I agree with Ken Robinson when he says that the education system is predicated on university exam entrances. Absolutely! Growing up, that was the main message in school-"this will prepare you for university!" I remember how I would feel absolutely nauseated as I heard those words over and over as a child. For one, I grew up in a single-parent home...do you think there was money set aside for me to attend university? Not on your life. I always knew at a young age that attending university would be a struggle for me in the way of financial matters. I wish someone had said to me "Tiffany, the world is yours to behold. You can be a musician, you can be an artist, you can be a teacher." Yet, my "world to behold" was already set for me and everyone else, regardless-university. What pressure!

Ken Robinson is right. Degrees aren't worth anything. All too often you hear, "Oh, I'm just working here until I can find a job", "There are no jobs in my field." Sure, I realize that that happens but how many of those people do you think should have done something different, something meaningful with their lives? I bet a whole lot.

Teachers are killing student's creativity when we force each and every student to learn in the same way; when students are subjected to pen and paper assessment and when we place too much importance on one subject and not enough importance on the other. Teachers are creating students in their own image. Students should be given the tools to become critical thinkers; to question what it is they are being taught so that they can dictate their own lives. Why can't the child who loves to dance tell a story through motion, why can't the child who loves to act improvise a historical play, why can't the child who loves to draw, draw a picture of a thousand words? Why must the child who loves to play the piano be encouraged to do so only as a past time? Why must the child in science write a response to everything when she can perform all kinds of experiments?
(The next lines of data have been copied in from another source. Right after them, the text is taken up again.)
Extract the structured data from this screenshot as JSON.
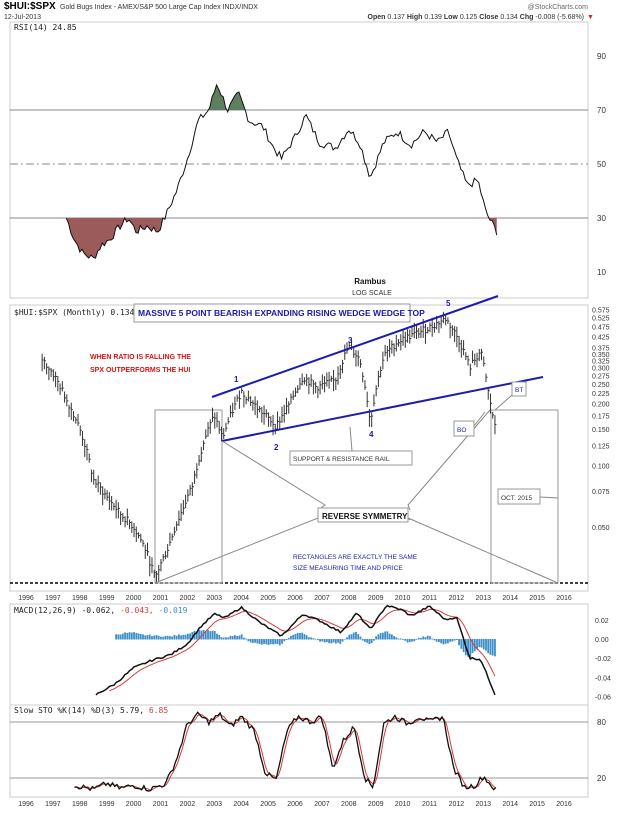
{
  "header": {
    "symbol": "$HUI:$SPX",
    "description": "Gold Bugs Index - AMEX/S&P 500 Large Cap Index INDX/INDX",
    "date": "12-Jul-2013",
    "brand": "@StockCharts.com",
    "open_label": "Open",
    "open": "0.137",
    "high_label": "High",
    "high": "0.139",
    "low_label": "Low",
    "low": "0.125",
    "close_label": "Close",
    "close": "0.134",
    "chg_label": "Chg",
    "chg": "-0.008 (-5.68%)",
    "down_arrow": "▼"
  },
  "colors": {
    "line": "#111111",
    "signal": "#d43c3c",
    "hist": "#3d8ec9",
    "overbought": "#5e7f5e",
    "oversold": "#9c5b5b",
    "annotation_blue": "#1a1aa6",
    "annotation_red": "#dd1111",
    "trendline": "#1c1cb0"
  },
  "chart_data": [
    {
      "type": "line",
      "panel": "rsi",
      "legend": "RSI(14) 24.85",
      "ylim": [
        0,
        100
      ],
      "ticks": [
        "90",
        "70",
        "50",
        "30",
        "10"
      ],
      "tick_values": [
        90,
        70,
        50,
        30,
        10
      ],
      "points": [
        [
          1997.5,
          30
        ],
        [
          1997.8,
          22
        ],
        [
          1998.1,
          17
        ],
        [
          1998.5,
          15
        ],
        [
          1998.8,
          20
        ],
        [
          1999.1,
          22
        ],
        [
          1999.5,
          27
        ],
        [
          1999.8,
          30
        ],
        [
          2000.1,
          25
        ],
        [
          2000.5,
          27
        ],
        [
          2000.9,
          25
        ],
        [
          2001.2,
          31
        ],
        [
          2001.6,
          40
        ],
        [
          2002.0,
          52
        ],
        [
          2002.4,
          66
        ],
        [
          2002.8,
          70
        ],
        [
          2003.1,
          80
        ],
        [
          2003.5,
          70
        ],
        [
          2003.9,
          76
        ],
        [
          2004.3,
          66
        ],
        [
          2004.8,
          64
        ],
        [
          2005.2,
          56
        ],
        [
          2005.5,
          52
        ],
        [
          2006.0,
          60
        ],
        [
          2006.4,
          68
        ],
        [
          2006.9,
          58
        ],
        [
          2007.5,
          56
        ],
        [
          2008.0,
          63
        ],
        [
          2008.4,
          58
        ],
        [
          2008.8,
          45
        ],
        [
          2009.3,
          58
        ],
        [
          2009.8,
          62
        ],
        [
          2010.3,
          57
        ],
        [
          2010.8,
          62
        ],
        [
          2011.3,
          58
        ],
        [
          2011.7,
          62
        ],
        [
          2012.0,
          52
        ],
        [
          2012.4,
          42
        ],
        [
          2012.8,
          44
        ],
        [
          2013.1,
          32
        ],
        [
          2013.5,
          25
        ]
      ]
    },
    {
      "type": "ohlc",
      "panel": "price",
      "legend": "$HUI:$SPX (Monthly) 0.134",
      "scale": "log",
      "ylim": [
        0.03,
        0.6
      ],
      "ticks": [
        "0.575",
        "0.525",
        "0.475",
        "0.425",
        "0.375",
        "0.350",
        "0.325",
        "0.300",
        "0.275",
        "0.250",
        "0.225",
        "0.200",
        "0.175",
        "0.150",
        "0.125",
        "0.100",
        "0.075",
        "0.050"
      ],
      "tick_values": [
        0.575,
        0.525,
        0.475,
        0.425,
        0.375,
        0.35,
        0.325,
        0.3,
        0.275,
        0.25,
        0.225,
        0.2,
        0.175,
        0.15,
        0.125,
        0.1,
        0.075,
        0.05
      ],
      "points": [
        [
          1996.6,
          0.33
        ],
        [
          1997.0,
          0.28
        ],
        [
          1997.5,
          0.21
        ],
        [
          1998.0,
          0.15
        ],
        [
          1998.5,
          0.085
        ],
        [
          1999.0,
          0.07
        ],
        [
          1999.5,
          0.058
        ],
        [
          2000.0,
          0.05
        ],
        [
          2000.4,
          0.04
        ],
        [
          2000.8,
          0.028
        ],
        [
          2001.3,
          0.04
        ],
        [
          2001.8,
          0.06
        ],
        [
          2002.2,
          0.08
        ],
        [
          2002.6,
          0.13
        ],
        [
          2003.0,
          0.175
        ],
        [
          2003.3,
          0.135
        ],
        [
          2003.8,
          0.2
        ],
        [
          2004.0,
          0.23
        ],
        [
          2004.6,
          0.19
        ],
        [
          2005.3,
          0.155
        ],
        [
          2005.8,
          0.2
        ],
        [
          2006.3,
          0.27
        ],
        [
          2006.8,
          0.24
        ],
        [
          2007.5,
          0.26
        ],
        [
          2008.0,
          0.38
        ],
        [
          2008.4,
          0.33
        ],
        [
          2008.8,
          0.16
        ],
        [
          2009.3,
          0.34
        ],
        [
          2009.8,
          0.4
        ],
        [
          2010.5,
          0.44
        ],
        [
          2011.0,
          0.47
        ],
        [
          2011.6,
          0.52
        ],
        [
          2012.0,
          0.43
        ],
        [
          2012.5,
          0.3
        ],
        [
          2012.9,
          0.36
        ],
        [
          2013.2,
          0.22
        ],
        [
          2013.5,
          0.134
        ]
      ]
    },
    {
      "type": "line",
      "panel": "macd",
      "legend": "MACD(12,26,9)",
      "legend_macd": "-0.062,",
      "legend_signal": "-0.043,",
      "legend_hist": "-0.019",
      "ticks": [
        "0.02",
        "0.00",
        "-0.02",
        "-0.04",
        "-0.06"
      ],
      "tick_values": [
        0.02,
        0,
        -0.02,
        -0.04,
        -0.06
      ],
      "points": [
        [
          1998.6,
          -0.058
        ],
        [
          1999.3,
          -0.047
        ],
        [
          2000.0,
          -0.03
        ],
        [
          2000.7,
          -0.022
        ],
        [
          2001.4,
          -0.016
        ],
        [
          2002.0,
          -0.005
        ],
        [
          2002.5,
          0.013
        ],
        [
          2003.0,
          0.026
        ],
        [
          2003.4,
          0.022
        ],
        [
          2004.0,
          0.033
        ],
        [
          2004.7,
          0.017
        ],
        [
          2005.5,
          0.003
        ],
        [
          2006.3,
          0.026
        ],
        [
          2007.0,
          0.018
        ],
        [
          2007.7,
          0.007
        ],
        [
          2008.3,
          0.027
        ],
        [
          2008.8,
          0.01
        ],
        [
          2009.4,
          0.035
        ],
        [
          2010.0,
          0.03
        ],
        [
          2010.3,
          0.024
        ],
        [
          2011.0,
          0.034
        ],
        [
          2011.6,
          0.02
        ],
        [
          2012.0,
          0.023
        ],
        [
          2012.5,
          -0.02
        ],
        [
          2012.9,
          -0.021
        ],
        [
          2013.5,
          -0.062
        ]
      ]
    },
    {
      "type": "line",
      "panel": "stochastic",
      "legend": "Slow STO %K(14) %D(3)",
      "legend_k": "5.79,",
      "legend_d": "6.85",
      "ticks": [
        "80",
        "20"
      ],
      "tick_values": [
        80,
        20
      ],
      "points": [
        [
          1997.8,
          12
        ],
        [
          1998.5,
          8
        ],
        [
          1999.0,
          14
        ],
        [
          1999.5,
          9
        ],
        [
          2000.0,
          12
        ],
        [
          2000.6,
          8
        ],
        [
          2001.2,
          14
        ],
        [
          2001.6,
          40
        ],
        [
          2002.0,
          78
        ],
        [
          2002.4,
          88
        ],
        [
          2002.8,
          80
        ],
        [
          2003.2,
          88
        ],
        [
          2003.6,
          75
        ],
        [
          2004.0,
          86
        ],
        [
          2004.5,
          70
        ],
        [
          2004.9,
          25
        ],
        [
          2005.3,
          18
        ],
        [
          2005.7,
          70
        ],
        [
          2006.1,
          86
        ],
        [
          2006.6,
          80
        ],
        [
          2007.0,
          86
        ],
        [
          2007.4,
          30
        ],
        [
          2007.8,
          60
        ],
        [
          2008.2,
          75
        ],
        [
          2008.6,
          20
        ],
        [
          2008.9,
          10
        ],
        [
          2009.3,
          78
        ],
        [
          2009.7,
          86
        ],
        [
          2010.2,
          78
        ],
        [
          2010.6,
          86
        ],
        [
          2011.0,
          80
        ],
        [
          2011.5,
          86
        ],
        [
          2011.9,
          30
        ],
        [
          2012.3,
          10
        ],
        [
          2012.7,
          12
        ],
        [
          2013.0,
          22
        ],
        [
          2013.3,
          12
        ],
        [
          2013.5,
          6
        ]
      ]
    }
  ],
  "x_axis": {
    "years": [
      "1996",
      "1997",
      "1998",
      "1999",
      "2000",
      "2001",
      "2002",
      "2003",
      "2004",
      "2005",
      "2006",
      "2007",
      "2008",
      "2009",
      "2010",
      "2011",
      "2012",
      "2013",
      "2014",
      "2015",
      "2016"
    ]
  },
  "annotations": {
    "rambus": "Rambus",
    "log_scale": "LOG SCALE",
    "title_box": "MASSIVE 5 POINT BEARISH EXPANDING RISING WEDGE WEDGE TOP",
    "red_line1": "WHEN RATIO IS FALLING THE",
    "red_line2": "SPX  OUTPERFORMS THE HUI",
    "points": [
      "1",
      "2",
      "3",
      "4",
      "5"
    ],
    "support_rail": "SUPPORT & RESISTANCE RAIL",
    "reverse_symmetry": "REVERSE SYMMETRY",
    "rect_line1": "RECTANGLES ARE EXACTLY THE SAME",
    "rect_line2": "SIZE MEASURING TIME AND PRICE",
    "bt": "BT",
    "bo": "BO",
    "oct": "OCT. 2015"
  }
}
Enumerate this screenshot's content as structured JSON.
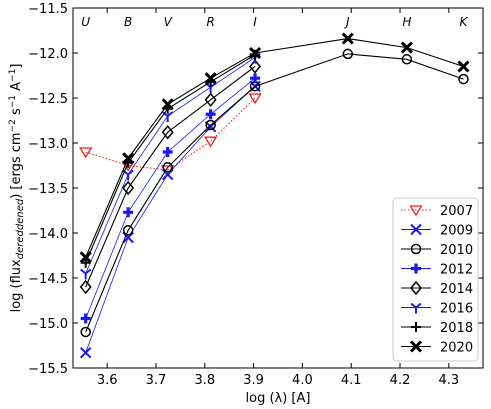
{
  "chart_data": {
    "type": "line",
    "xlabel": "log (λ) [A]",
    "ylabel_parts": {
      "pre": "log (flux",
      "sub": "dereddened",
      "post": ") [ergs cm",
      "sup1": "−2",
      "mid": " s",
      "sup2": "−1",
      "end": " A",
      "sup3": "−1",
      "close": "]"
    },
    "xlim": [
      3.53,
      4.37
    ],
    "ylim": [
      -15.5,
      -11.5
    ],
    "xticks": [
      3.6,
      3.7,
      3.8,
      3.9,
      4.0,
      4.1,
      4.2,
      4.3
    ],
    "xtick_labels": [
      "3.6",
      "3.7",
      "3.8",
      "3.9",
      "4.0",
      "4.1",
      "4.2",
      "4.3"
    ],
    "yticks": [
      -15.5,
      -15.0,
      -14.5,
      -14.0,
      -13.5,
      -13.0,
      -12.5,
      -12.0,
      -11.5
    ],
    "ytick_labels": [
      "−15.5",
      "−15.0",
      "−14.5",
      "−14.0",
      "−13.5",
      "−13.0",
      "−12.5",
      "−12.0",
      "−11.5"
    ],
    "bands": [
      {
        "label": "U",
        "x": 3.556
      },
      {
        "label": "B",
        "x": 3.643
      },
      {
        "label": "V",
        "x": 3.724
      },
      {
        "label": "R",
        "x": 3.812
      },
      {
        "label": "I",
        "x": 3.903
      },
      {
        "label": "J",
        "x": 4.093
      },
      {
        "label": "H",
        "x": 4.214
      },
      {
        "label": "K",
        "x": 4.33
      }
    ],
    "legend_position": "lower-right",
    "series": [
      {
        "name": "2007",
        "color": "#ee2222",
        "marker": "triangle-down",
        "line": "dotted",
        "x": [
          3.556,
          3.643,
          3.724,
          3.812,
          3.903
        ],
        "y": [
          -13.1,
          -13.25,
          -13.3,
          -12.98,
          -12.5
        ]
      },
      {
        "name": "2009",
        "color": "#1a1aee",
        "marker": "x",
        "line": "solid",
        "x": [
          3.556,
          3.643,
          3.724,
          3.812,
          3.903
        ],
        "y": [
          -15.33,
          -14.05,
          -13.35,
          -12.82,
          -12.37
        ]
      },
      {
        "name": "2010",
        "color": "#000000",
        "marker": "circle",
        "line": "solid",
        "x": [
          3.556,
          3.643,
          3.724,
          3.812,
          3.903,
          4.093,
          4.214,
          4.33
        ],
        "y": [
          -15.1,
          -13.97,
          -13.27,
          -12.8,
          -12.37,
          -12.01,
          -12.07,
          -12.29
        ]
      },
      {
        "name": "2012",
        "color": "#1a1aee",
        "marker": "plus-bold",
        "line": "solid",
        "x": [
          3.556,
          3.643,
          3.724,
          3.812,
          3.903
        ],
        "y": [
          -14.95,
          -13.77,
          -13.1,
          -12.68,
          -12.28
        ]
      },
      {
        "name": "2014",
        "color": "#000000",
        "marker": "diamond",
        "line": "solid",
        "x": [
          3.556,
          3.643,
          3.724,
          3.812,
          3.903
        ],
        "y": [
          -14.6,
          -13.5,
          -12.88,
          -12.52,
          -12.15
        ]
      },
      {
        "name": "2016",
        "color": "#1a1aee",
        "marker": "tri-down",
        "line": "solid",
        "x": [
          3.556,
          3.643,
          3.724,
          3.812,
          3.903
        ],
        "y": [
          -14.45,
          -13.35,
          -12.7,
          -12.38,
          -12.05
        ]
      },
      {
        "name": "2018",
        "color": "#000000",
        "marker": "plus",
        "line": "solid",
        "x": [
          3.556,
          3.643,
          3.724,
          3.812,
          3.903
        ],
        "y": [
          -14.33,
          -13.22,
          -12.62,
          -12.32,
          -12.02
        ]
      },
      {
        "name": "2020",
        "color": "#000000",
        "marker": "x-bold",
        "line": "solid",
        "x": [
          3.556,
          3.643,
          3.724,
          3.812,
          3.903,
          4.093,
          4.214,
          4.33
        ],
        "y": [
          -14.27,
          -13.17,
          -12.57,
          -12.28,
          -12.0,
          -11.84,
          -11.94,
          -12.15
        ]
      }
    ]
  }
}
Why must a child show his workings in math when you as a teacher can see that he has extraordinary mental math skills?

Mary Stordy's words have truly made me reflect on what it means to be a teacher. "Every child has a strength and it is our responsibility as teachers to draw from and make prominent that strength in every child, not squander it." If intelligence is diverse, dynamic and distinct, the education system needs to be changed so that teachers can enable students to grow into creativity and not out of it.